UNTIL 1975, students were prohibited from voting in Cambridge municipal elections. It took a court case to win Harvard undergraduates the chance to decide how the city that is their temporary home should be run.
Since then, students have become an integral part of the liberal progressive faction that has championed issues of social and economic justice in Cambridge. With votes of students, the city councilors backed by the Cambridge Civic Association (CCA) have been able to remain in a precarious balance of power with city conservatives.
The result of that balance has been the maintenance of Cambridge as a demographically and economically diverse city. The CCA councilors have defended the city's strict rent control ordinance from various attacks, passed a regulation limiting condominium conversion, used zoning to control commercial development that destabilizes fragile neighborhoods, and fought for jobs to Cantabridgians in companies setting here.
This struggle does not disappear. Every two years, Cambridge holds an election that potentially could reverse its gains. The loss of a single seat on the nine-member body could negate any accomplishments. Students registered to vote in Cambridge must go to the polls again today to reaffirm the commitment to economic and social inequality.

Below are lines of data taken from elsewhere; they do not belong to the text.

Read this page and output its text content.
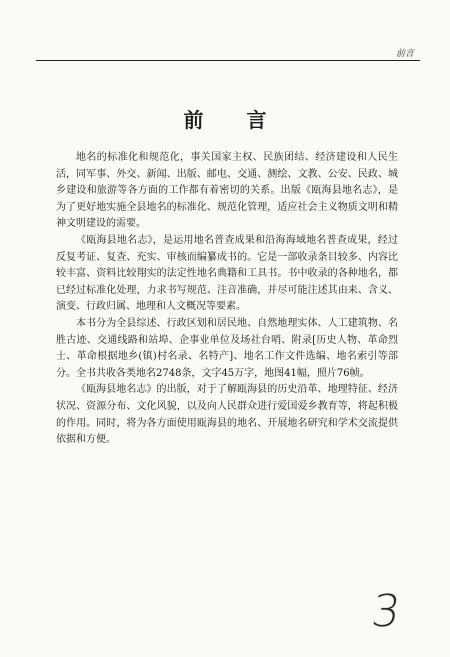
前言
前 言

地名的标准化和规范化，事关国家主权、民族团结、经济建设和人民生活，同军事、外交、新闻、出版、邮电、交通、测绘、文教、公安、民政、城乡建设和旅游等各方面的工作都有着密切的关系。出版《瓯海县地名志》，是为了更好地实施全县地名的标准化、规范化管理，适应社会主义物质文明和精神文明建设的需要。

《瓯海县地名志》，是运用地名普查成果和沿海海域地名普查成果，经过反复考证、复查、充实、审核而编纂成书的。它是一部收录条目较多、内容比较丰富、资料比较翔实的法定性地名典籍和工具书。书中收录的各种地名，都已经过标准化处理，力求书写规范、注音准确，并尽可能注述其由来、含义、演变、行政归属、地理和人文概况等要素。

本书分为全县综述、行政区划和居民地、自然地理实体、人工建筑物、名胜古迹、交通线路和站埠、企事业单位及场社台哨、附录[历史人物、革命烈士、革命根据地乡(镇)村名录、名特产]、地名工作文件选编、地名索引等部分。全书共收各类地名2748条，文字45万字，地图41幅，照片76帧。

《瓯海县地名志》的出版，对于了解瓯海县的历史沿革、地理特征、经济状况、资源分布、文化风貌，以及向人民群众进行爱国爱乡教育等，将起积极的作用。同时，将为各方面使用瓯海县的地名、开展地名研究和学术交流提供依据和方便。

3
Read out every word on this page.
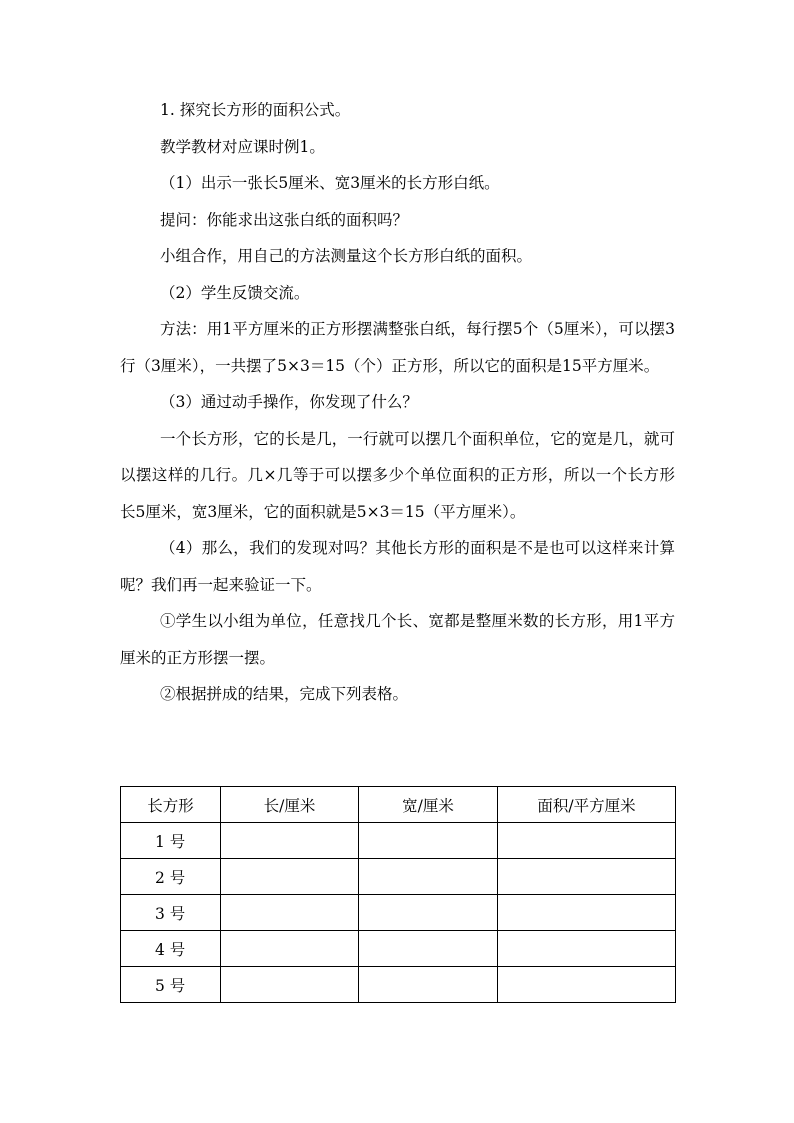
1. 探究长方形的面积公式。

教学教材对应课时例1。

（1）出示一张长5厘米、宽3厘米的长方形白纸。

提问：你能求出这张白纸的面积吗？

小组合作，用自己的方法测量这个长方形白纸的面积。

（2）学生反馈交流。

方法：用1平方厘米的正方形摆满整张白纸，每行摆5个（5厘米），可以摆3行（3厘米），一共摆了5×3＝15（个）正方形，所以它的面积是15平方厘米。

（3）通过动手操作，你发现了什么？

一个长方形，它的长是几，一行就可以摆几个面积单位，它的宽是几，就可以摆这样的几行。几×几等于可以摆多少个单位面积的正方形，所以一个长方形长5厘米，宽3厘米，它的面积就是5×3＝15（平方厘米）。

（4）那么，我们的发现对吗？其他长方形的面积是不是也可以这样来计算呢？我们再一起来验证一下。

①学生以小组为单位，任意找几个长、宽都是整厘米数的长方形，用1平方厘米的正方形摆一摆。

②根据拼成的结果，完成下列表格。

长方形	长/厘米	宽/厘米	面积/平方厘米
1 号			
2 号			
3 号			
4 号			
5 号			
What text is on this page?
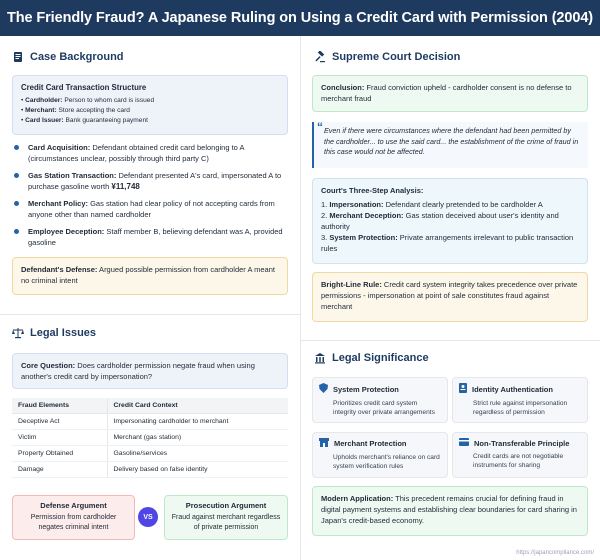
The Friendly Fraud? A Japanese Ruling on Using a Credit Card with Permission (2004)
Case Background
Credit Card Transaction Structure
• Cardholder: Person to whom card is issued
• Merchant: Store accepting the card
• Card Issuer: Bank guaranteeing payment
Card Acquisition: Defendant obtained credit card belonging to A (circumstances unclear, possibly through third party C)
Gas Station Transaction: Defendant presented A's card, impersonated A to purchase gasoline worth ¥11,748
Merchant Policy: Gas station had clear policy of not accepting cards from anyone other than named cardholder
Employee Deception: Staff member B, believing defendant was A, provided gasoline
Defendant's Defense: Argued possible permission from cardholder A meant no criminal intent
Legal Issues
Core Question: Does cardholder permission negate fraud when using another's credit card by impersonation?
Fraud Elements	Credit Card Context
Deceptive Act	Impersonating cardholder to merchant
Victim	Merchant (gas station)
Property Obtained	Gasoline/services
Damage	Delivery based on false identity
Defense Argument
Permission from cardholder negates criminal intent
VS
Prosecution Argument
Fraud against merchant regardless of private permission
Supreme Court Decision
Conclusion: Fraud conviction upheld - cardholder consent is no defense to merchant fraud
“ Even if there were circumstances where the defendant had been permitted by the cardholder... to use the said card... the establishment of the crime of fraud in this case would not be affected.
Court's Three-Step Analysis:
1. Impersonation: Defendant clearly pretended to be cardholder A
2. Merchant Deception: Gas station deceived about user's identity and authority
3. System Protection: Private arrangements irrelevant to public transaction rules
Bright-Line Rule: Credit card system integrity takes precedence over private permissions - impersonation at point of sale constitutes fraud against merchant
Legal Significance
System Protection
Prioritizes credit card system integrity over private arrangements
Identity Authentication
Strict rule against impersonation regardless of permission
Merchant Protection
Upholds merchant's reliance on card system verification rules
Non-Transferable Principle
Credit cards are not negotiable instruments for sharing
Modern Application: This precedent remains crucial for defining fraud in digital payment systems and establishing clear boundaries for card sharing in Japan's credit-based economy.
https://japancompliance.com/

The CCA has endorsed a strong slate of five candidates, including incumbents Francis H. Duehay '55, State Rep. Saundra Graham (D-Cambridge). David E. Sullivan, David A. Wylie and challenger Alice Wolf. All have committed themselves to continuing the goals of the association's platform.
One other candidate who is not a CCA endorsee. Mayor Alfred E. Vellucci, has also shown his commitment to just public policy. It is through his swing vote that much of the CCA agenda has been passed.
In Cambridge's system of Hare proportional representation voting, residents may support a list of candidates, but their number 1 vote remains the most important. Sullivan, who led the drive to give students their voice in city politics in the first place, has shown himself to be an effective legislator and an able spokesman. Harvard undergraduates should list him at the top of their ballots, followed by the other five progressive candidates.